Interpretation of the ACF and PACF
The slow decay of the autocorrelation function suggests the data follow a long-memory process. The duration of shocks is relatively persistent and influence the data several observations ahead. This is probably reflected by a
smooth trending pattern in the data.
The ACF and PACF of order 12 are beyond the significance confidence bands. However, this does not necessarily mean the presence of an identifiable seasonal pattern. The ACF and PACF of other seasonal orders (24, 36, 48, 60) are within the confidence bands.

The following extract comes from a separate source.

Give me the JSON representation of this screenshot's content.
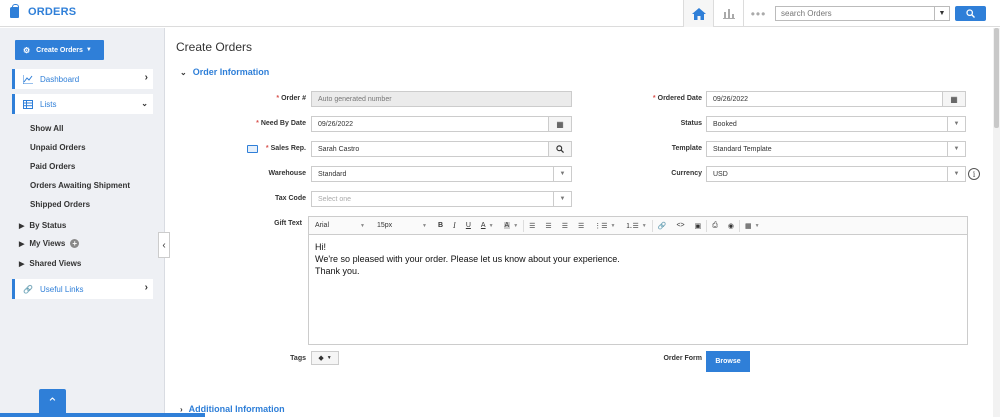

From the graphic, it is not possible to conclude whether the significance of the ACF and PACF of order 12 is due to seasonality or transitory fluctuations.
The persistence of the ACF mentioned before suggests that first differences may be needed to render the data stationary. However, the ACF/PACF of the differenced series look suspicious, negative correlation may have been induced by the differencing filter and may not be actually appropriate. See this post for some details.
Determine if seasonality is present
The analysis of the ACF and PACF should be complemented with other tools, for example:
- Spectrum (a view to the ACF in the frequency domain), may reveal the periodicity of cycles that explain most of the variability in the data.
- Fit the basic structural time series model and check if the variance of the seasonal component is close to zero relatively to the other parameters (in R function
stats::StructTS and package stsm).
- Tests for seasonality, based on seasonal dummies, seasonal cycles or those described and implemented in X-12.
- Checking for the presence of pulses and level shifts as mentioned by IrishStat is also necessary since they can distort the conclusions from the previous methods (in R the package tsoutliers can be useful to this end).